U.S. Relations with Iran Crumble After New Sanctions

By Renata Koch Alvarenga
Staff Writer

The Trump administration placed sanctions on Iran on February 3 as retaliation to the ballistic missile test performed by Tehran on January 29. The sanctions by the United States targeted 25 Iranians who assisted in the development of the ballistic missile program in Iran, according to the Washington Post. A few individuals were also connected to terrorist groups such as Hezbollah in Lebanon by financially supporting them.

The Iranian missile, which traveled approximately 600 miles until it exploded, was met with a strong response from the White House through sanctions against arm traders and businesses in Iran. According to The New York Times, the U.S. took action to show it will not tolerate Iran’s violations, and that Iran is now “on notice” in the administration due to the missile tests.

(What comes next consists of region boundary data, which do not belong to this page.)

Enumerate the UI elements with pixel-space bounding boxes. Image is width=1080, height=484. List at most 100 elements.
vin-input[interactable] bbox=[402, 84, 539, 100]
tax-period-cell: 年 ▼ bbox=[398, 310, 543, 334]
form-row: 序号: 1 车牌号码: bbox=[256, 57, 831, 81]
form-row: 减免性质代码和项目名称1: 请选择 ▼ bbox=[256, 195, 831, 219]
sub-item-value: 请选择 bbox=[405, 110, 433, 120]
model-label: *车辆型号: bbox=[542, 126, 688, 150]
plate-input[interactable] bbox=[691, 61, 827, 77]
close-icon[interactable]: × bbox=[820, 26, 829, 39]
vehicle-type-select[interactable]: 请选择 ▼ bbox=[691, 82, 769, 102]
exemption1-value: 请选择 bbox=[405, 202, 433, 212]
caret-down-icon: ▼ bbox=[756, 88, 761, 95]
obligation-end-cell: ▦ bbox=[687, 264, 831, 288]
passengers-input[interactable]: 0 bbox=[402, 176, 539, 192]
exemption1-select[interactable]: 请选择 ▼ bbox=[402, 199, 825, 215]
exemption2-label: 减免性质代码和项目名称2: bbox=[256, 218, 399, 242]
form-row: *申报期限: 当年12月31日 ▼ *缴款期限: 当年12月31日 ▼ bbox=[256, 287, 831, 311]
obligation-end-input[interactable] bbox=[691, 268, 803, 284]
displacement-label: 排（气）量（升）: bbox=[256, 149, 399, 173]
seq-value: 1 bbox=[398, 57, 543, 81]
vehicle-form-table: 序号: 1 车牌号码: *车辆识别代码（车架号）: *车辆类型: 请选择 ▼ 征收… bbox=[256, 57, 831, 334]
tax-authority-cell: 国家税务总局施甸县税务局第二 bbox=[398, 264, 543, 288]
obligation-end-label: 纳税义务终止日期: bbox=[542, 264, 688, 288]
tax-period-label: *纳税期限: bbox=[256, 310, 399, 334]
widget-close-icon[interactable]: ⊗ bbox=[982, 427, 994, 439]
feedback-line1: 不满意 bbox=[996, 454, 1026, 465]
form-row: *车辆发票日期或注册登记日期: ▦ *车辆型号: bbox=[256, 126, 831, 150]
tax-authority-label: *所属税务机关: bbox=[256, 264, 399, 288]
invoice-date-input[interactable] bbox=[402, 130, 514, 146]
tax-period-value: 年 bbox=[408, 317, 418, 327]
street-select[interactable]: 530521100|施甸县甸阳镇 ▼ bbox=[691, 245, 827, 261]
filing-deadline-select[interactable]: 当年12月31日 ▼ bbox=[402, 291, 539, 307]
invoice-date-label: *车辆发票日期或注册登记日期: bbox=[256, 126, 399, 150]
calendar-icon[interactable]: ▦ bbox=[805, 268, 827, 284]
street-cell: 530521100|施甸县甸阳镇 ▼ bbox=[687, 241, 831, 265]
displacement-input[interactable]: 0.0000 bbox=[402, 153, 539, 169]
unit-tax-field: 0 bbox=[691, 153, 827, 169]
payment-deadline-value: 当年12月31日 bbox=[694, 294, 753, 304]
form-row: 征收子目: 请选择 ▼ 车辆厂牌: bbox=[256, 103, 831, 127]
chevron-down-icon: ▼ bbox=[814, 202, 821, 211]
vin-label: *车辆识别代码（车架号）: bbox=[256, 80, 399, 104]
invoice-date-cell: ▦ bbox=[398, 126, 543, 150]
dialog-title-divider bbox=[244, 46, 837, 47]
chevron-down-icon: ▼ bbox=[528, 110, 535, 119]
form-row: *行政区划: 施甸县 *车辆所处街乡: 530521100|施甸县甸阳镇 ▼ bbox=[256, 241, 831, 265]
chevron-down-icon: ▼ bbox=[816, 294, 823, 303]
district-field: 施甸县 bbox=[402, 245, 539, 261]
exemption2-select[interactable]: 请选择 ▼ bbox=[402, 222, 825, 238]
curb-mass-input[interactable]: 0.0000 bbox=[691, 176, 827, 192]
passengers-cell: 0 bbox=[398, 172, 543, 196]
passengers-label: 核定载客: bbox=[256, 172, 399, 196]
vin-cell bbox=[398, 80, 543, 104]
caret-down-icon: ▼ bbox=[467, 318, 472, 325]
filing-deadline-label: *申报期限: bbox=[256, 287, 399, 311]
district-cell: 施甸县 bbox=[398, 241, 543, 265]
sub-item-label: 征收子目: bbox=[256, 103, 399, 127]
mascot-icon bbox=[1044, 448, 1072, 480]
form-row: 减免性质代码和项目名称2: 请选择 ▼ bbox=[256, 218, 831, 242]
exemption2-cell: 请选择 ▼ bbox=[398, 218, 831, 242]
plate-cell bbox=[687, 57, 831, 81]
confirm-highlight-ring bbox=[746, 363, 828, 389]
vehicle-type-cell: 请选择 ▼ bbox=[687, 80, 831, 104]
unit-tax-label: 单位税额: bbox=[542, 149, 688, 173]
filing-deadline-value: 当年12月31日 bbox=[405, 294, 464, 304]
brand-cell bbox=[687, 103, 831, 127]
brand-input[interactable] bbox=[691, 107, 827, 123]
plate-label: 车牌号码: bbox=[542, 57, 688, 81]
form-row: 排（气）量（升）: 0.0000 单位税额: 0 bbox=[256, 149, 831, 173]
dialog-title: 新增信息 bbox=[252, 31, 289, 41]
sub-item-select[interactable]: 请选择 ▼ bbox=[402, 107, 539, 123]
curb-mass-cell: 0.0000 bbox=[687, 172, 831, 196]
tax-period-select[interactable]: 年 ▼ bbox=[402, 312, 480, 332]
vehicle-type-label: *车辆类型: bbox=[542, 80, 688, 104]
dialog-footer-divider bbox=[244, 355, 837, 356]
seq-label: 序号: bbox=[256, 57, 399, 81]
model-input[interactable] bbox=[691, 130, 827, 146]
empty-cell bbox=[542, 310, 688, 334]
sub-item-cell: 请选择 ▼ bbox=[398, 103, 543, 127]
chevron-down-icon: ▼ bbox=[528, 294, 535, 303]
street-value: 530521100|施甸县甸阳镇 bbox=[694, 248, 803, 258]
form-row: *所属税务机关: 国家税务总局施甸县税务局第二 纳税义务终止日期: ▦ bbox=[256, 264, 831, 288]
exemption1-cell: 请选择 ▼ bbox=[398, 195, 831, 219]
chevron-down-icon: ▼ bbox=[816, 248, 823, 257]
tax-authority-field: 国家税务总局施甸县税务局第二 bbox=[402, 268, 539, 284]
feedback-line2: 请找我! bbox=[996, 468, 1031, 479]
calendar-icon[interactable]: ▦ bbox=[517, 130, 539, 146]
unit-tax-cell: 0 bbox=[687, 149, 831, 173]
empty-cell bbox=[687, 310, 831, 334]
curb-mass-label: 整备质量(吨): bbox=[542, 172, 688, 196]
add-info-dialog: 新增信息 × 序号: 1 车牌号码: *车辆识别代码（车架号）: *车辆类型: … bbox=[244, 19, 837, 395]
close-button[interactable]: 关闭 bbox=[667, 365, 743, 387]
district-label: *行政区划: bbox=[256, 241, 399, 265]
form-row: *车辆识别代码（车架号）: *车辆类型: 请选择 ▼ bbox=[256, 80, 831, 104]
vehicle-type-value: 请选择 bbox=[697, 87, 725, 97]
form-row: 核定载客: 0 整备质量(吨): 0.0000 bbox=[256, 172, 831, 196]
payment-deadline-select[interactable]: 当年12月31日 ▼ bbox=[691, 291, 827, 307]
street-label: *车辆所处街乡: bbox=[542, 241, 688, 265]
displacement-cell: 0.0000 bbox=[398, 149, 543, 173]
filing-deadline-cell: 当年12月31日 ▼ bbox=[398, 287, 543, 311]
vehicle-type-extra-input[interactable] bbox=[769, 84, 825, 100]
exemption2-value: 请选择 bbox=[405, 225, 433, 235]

The tensions between the U.S. and Iran escalated after Ali Akbar Velayati, the Iranian adviser, stated the ballistic missile test was not offensive and did not need permission from the U.S. to happen, suggesting that further missile tests are to be conducted.  

CNN reported that the missile test done by Iran did not violate a United Nations Security Council resolution on the purpose of missile tests, which prohibits the country from testing ballistic missiles that may deliver nuclear weapons and consequently lead to a nuclear conflict.  

The Obama administration had previously imposed sanctions on companies in Iran due to the country’s ballistic missile program.

The relationship between the two states has gotten even worse in 2017, however, as Trump signed an executive order to ban citizens from seven Muslim-majority countries, including Iran, from coming to the United States. The immigration travel ban by the U.S. president is based on security. According to CNN, Trump stated the ban is a measure to not “take any risks” and to “keep America safe.”

The Iranian Supreme Leader, Ayatollah Ali Khamenei, referred to Trump’s statement on the missile test by saying “we are thankful to Trump for making our life easy as he showed the real face of America,” reported Reuters. Iran’s main authority declared that Trump’s measures toward his country are simply proof of the corruption ingrained in the U.S. political system.

The White House reacted to the speech by the supreme leader by emphasizing that the Trump administration will not allow such violations of the U.N. agreement. The government’s spokesman, Sean Spicer, reiterated Trump’s statement on not tolerating Iran’s threatening actions to security, and stated that the Muslim-majority state has to recognize that this is a new administration.

“I think Iran is kidding itself if they don’t realize there’s a new president in town,” Spicer emphasized at a press briefing, reported Reuters.

As a response to the Trump administration statement and executive order on the temporary travel ban, Iran retaliated by banning American athletes from traveling to the country for the Freestyle World Cup competition, which took place on February 16 and 17.

On February 5, however, the Iranian government decided to allow the U.S. wrestlers to get visas and take part in the competition.  According to the Los Angeles Times, the spokesman for the Iranian Foreign Ministry explained that the decision to grant visas to the U.S. athletes was made after an American federal judge determined to “hault the execution of discriminatory restrictions against the entrance of Iranian citizens to America.”